БОЛЬНЫЕ ЛЮДИ

drama.filmoscope.ru
27.10.2003

"Мне бы не хотелось привязывать "Дом дураков" именно к чеченской войне. Подобная история могла случиться и в Косово, и в Руанде, и в Нагорном Карабахе – в любой стране, где идут боевые действия", – заметил Андрон Кончаловский, будучи еще в процессе съемок одного из самых громких кинопроектов 2002 года.

Надежда режиссера была столь же благородной, сколь и утопичной. Однако нельзя не признать: Кончаловский сделал все, чтобы на полтора часа отключить у зрителя распознавание "свой-чужой", намертво вшитое восемью годами военных сводок. Уже потом, выйдя из кинотеатра и немного опомнившись, кинокритики начинали нервно порыкивать на режиссера: чеченцы, значит, у тебя вроде как благородные витязи, а "федералы" травку смолят? Ты, господин Кончаловский, часом не правозащитник какой, прости Господи? Не помогло режиссеру даже намеренно абсурдистское пародирование этих самых правозащитных лозунгов устами сумасшедшей гражданки Виктории Борисовны – одной из обитательниц "Дома дураков".

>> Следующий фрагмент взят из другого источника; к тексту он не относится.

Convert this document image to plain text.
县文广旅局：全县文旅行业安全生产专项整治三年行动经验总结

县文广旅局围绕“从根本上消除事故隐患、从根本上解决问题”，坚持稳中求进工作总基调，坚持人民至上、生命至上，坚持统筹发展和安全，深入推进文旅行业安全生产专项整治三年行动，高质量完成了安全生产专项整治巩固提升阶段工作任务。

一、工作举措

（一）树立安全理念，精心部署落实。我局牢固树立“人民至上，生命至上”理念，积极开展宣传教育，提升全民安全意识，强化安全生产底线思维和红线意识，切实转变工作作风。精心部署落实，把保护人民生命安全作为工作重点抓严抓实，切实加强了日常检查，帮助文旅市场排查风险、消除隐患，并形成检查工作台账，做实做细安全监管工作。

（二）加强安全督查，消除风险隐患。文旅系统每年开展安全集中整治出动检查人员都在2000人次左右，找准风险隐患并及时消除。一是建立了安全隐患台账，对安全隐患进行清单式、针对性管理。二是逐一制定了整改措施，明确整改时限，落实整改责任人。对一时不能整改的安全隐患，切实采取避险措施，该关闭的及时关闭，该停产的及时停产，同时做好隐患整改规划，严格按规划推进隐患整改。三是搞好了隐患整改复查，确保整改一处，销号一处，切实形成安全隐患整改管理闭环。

Сюжет прост: в расположенный на южной границе дом скорби вдруг целыми взводами начали поступать новые пациенты. Еще не знающие о буйном своем умопомешательстве, уверенные, что стрелять в живых людей ради "независимой Ичкерии" или "конституционного порядка" – это в порядке вещей. Буйнопомешанные прибывают на танках, с оружием, и начинают наводить свои порядки. То, что эти люди больны, знает лишь огромный, печальный и непостижимый Бог. И Бог прощает, прощает... Пока, наконец, один из новоприбывших псов войны сам не скажет грустному главврачу: "Я больной. Мне надо лечиться".

Насытить философским подтекстом захват чеченскими боевиками ингушского сумасшедшего дома в 1995 году – эта мысль пришла Кончаловскому во время просмотра очередной военной сводки. Режиссер подошел к задаче со всей серьезностью: съемочная группа и артисты месяц жили и снимали в настоящей психушке под Москвой, учились у пациентов "быть другими" и сами учили их актерскому ремеслу (все сумасшедшие, кроме исполнителей десятка ведущих ролей, у Кончаловского настоящие). Туда же, в психушку, привезли сниматься и Брайана Адамса.

После таких предпосылок может сложиться ощущение, что "Дом дураков" – это тяжелая психоделика с элементами толстовского морализаторства и брутальности автомата Калашникова. Но режиссер не зря столько лет обслуживал голливудскую киномахину. Взяв от нее лучшие черты – наглядность, динамику и внятные метафоры – он создал увлекательную и глубокую, лишенную однозначного прочтения картину. Картину, наполненную какой-то нездешней лирикой: Амели кажется манерной профурсеткой рядом с доброй и красивой Жанной Тимофеевой, сумасшедшей. Танец Жанны с воображаемым Брайаном Адамсом прямо по "зачищаемым" федералами коридорам больницы – это квинтессенция романтики, ее суть. Это шедевр.

Жанна Тимофеева – "убогая" именно от слова "Бог". Актриса Юлия Высоцкая сумела создать образ очень хрупкого и любящего человечка. Бережет свой аккордеон и постоянно наигрывает польку, будто защитную мантру для целого света. И вот, прямо посреди войны, Жанне приходится делать нелегкий выбор: остаться верной Брайану Адамсу или ответить согласием на шуточное предложение боевика Ахмеда выйти за него замуж. Весь мир может лежать на дне артиллерийской воронки: выбор не станет от этого менее важным и мучительно сложным.

В воздухе повисает лишь один вопрос: насколько манипулирует Кончаловский зрительским сознанием, насколько рафинирован драматизм "Дома Дураков"? Был ли искренен Кончаловский как автор, вкладывая в уста девушки Жанны беспомощное "Огонь, не убивай меня... Грязь, не убивай меня..."? Под звуки польки тяжело рушится армейский вертолет.